Aku hanya tersenyum saja. Tidak kusangka hari mulai panas. (Btw, tadi pagi sumpah dingin banget.) Dan aku tetap berdiri di bawah terik sinar matahari, mencoba mencari secercah sinyal namun gagal. Oh, sayang sekali Indosat, jangkauanmu menyedihkan di sana.


Akhirnya aku memilih jalan asal, lagi. Dan berputar-putar melewati berbagai desa kecil dengan penjor-penjor sederhana. Tiba-tiba aku kembali ke jalan besar dan berpapasan dengan si bapak tadi, “Hey! Kita berjumpa lagi!” serunya sambil melengos pergi dengan motor. Sungguh, bapak ini sangat bersemangat.



Lepas dari area Trunyan, aku masuk ke Besakih. Di area ini mulai banyak himbauan untuk mengungsi karena status Gunung Agung yang masih siaga. Aku gugup, ini bagaimana kalau gunungnya tiba-tiba meletus? Tapi berhubung aku gugup tapi cinta tantangan, akhirnya sekalianlah menerobos masuk ke dalam mencari Pura Besakih, pura terbesar di Bali.


Area Besakih saat Galungan terlihat cukup padat. Di berbagai sisi jalan meski kadang sepi, kadang pula dipenuhi bapak-bapak bersafari putih sedang nongkrong. Pikirku, mungkin mereka habis sembahyang. Sambil naik ke atas, dari jauh juga terlihat Gunung Agung yang berkabut dan berbagai plang yang melarangku untuk mendekatinya (tapi tetap saja kuhiraukan).



Setibanya di Pura Besakih, aku langsung disambut penjaja bunga yang memaksa memasangkan bunganya di telingaku. Yah, akhirnya aku terpaksa bayar. Disusul dengan fotografer lokal, pemandu, penjual postcard, dan warga random. Semuanya MAKSA. Sebel. Karena sebel, jadi nggak ada yang aku beli. Penampakan pura ini terlihat berantakan dengan berbagai himbauan di sana-sini, mulai dari dilarang masuk, dilarang berjualan, toilet, wc, dst. Sepertinya terlalu ramai dan desainnya tidak nyambung dengan arsitektur bangunan.

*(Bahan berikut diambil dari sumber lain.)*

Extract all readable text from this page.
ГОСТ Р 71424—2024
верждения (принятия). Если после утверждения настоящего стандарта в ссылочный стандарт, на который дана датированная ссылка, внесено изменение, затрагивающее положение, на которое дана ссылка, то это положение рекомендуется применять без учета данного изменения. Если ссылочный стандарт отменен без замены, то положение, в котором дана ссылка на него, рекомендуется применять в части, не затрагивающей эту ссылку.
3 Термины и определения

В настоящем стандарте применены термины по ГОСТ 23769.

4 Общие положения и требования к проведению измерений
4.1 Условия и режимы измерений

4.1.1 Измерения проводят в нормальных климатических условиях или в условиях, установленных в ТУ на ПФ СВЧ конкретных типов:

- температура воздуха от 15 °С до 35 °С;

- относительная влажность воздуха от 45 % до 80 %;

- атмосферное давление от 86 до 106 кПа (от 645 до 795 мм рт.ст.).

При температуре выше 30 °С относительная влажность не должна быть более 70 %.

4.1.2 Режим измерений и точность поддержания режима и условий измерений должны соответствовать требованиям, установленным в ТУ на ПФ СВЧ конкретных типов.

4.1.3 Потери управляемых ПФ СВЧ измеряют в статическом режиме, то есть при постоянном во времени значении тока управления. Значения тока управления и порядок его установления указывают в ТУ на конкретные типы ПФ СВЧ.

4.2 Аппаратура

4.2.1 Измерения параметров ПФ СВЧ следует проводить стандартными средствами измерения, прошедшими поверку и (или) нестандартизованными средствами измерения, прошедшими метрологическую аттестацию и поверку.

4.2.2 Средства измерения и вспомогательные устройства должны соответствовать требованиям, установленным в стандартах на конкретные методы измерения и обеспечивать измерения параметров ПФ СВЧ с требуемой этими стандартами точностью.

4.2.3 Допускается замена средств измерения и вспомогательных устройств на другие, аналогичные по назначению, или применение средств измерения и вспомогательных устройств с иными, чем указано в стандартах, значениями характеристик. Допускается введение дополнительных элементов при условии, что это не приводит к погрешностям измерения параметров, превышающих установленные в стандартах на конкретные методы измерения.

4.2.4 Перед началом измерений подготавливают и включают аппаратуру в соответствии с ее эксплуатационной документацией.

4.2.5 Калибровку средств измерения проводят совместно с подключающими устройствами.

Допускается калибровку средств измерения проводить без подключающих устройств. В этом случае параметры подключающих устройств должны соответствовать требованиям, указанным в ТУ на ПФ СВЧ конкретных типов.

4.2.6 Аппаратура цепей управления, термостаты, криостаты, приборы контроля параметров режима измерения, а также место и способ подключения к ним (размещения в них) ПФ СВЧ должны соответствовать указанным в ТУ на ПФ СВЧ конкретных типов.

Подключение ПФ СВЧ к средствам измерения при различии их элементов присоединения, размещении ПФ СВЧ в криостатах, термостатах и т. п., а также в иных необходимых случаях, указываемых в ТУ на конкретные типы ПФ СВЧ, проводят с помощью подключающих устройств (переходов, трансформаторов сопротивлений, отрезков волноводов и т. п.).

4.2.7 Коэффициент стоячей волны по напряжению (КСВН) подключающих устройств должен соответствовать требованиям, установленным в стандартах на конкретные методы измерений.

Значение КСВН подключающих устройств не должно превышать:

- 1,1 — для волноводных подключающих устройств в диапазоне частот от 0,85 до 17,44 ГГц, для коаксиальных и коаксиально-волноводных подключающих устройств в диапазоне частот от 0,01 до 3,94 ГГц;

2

Pada dasarnya pura ini juga memungut biaya masuk, namun karena sedang dalam status siaga dan penduduknya masih banyak yang mengungsi, jadi loketnya tutup, alias gratis. Setelah lelah berkeliling naik-turun tangga, akhirnya aku melanjutkan perjalanan ke.. kosan! Yak, mandi dulu sebelum mengunjungi rumah Pak Totok.


Sekitar jam 4 sore aku jalan lagi dari Dalung ke Gianyar, dan nyasar. Sudah nyasar, pakai jatuh pula. Untung ada bapak-bapak baik hati membantuku menstabilkan kembali si motor.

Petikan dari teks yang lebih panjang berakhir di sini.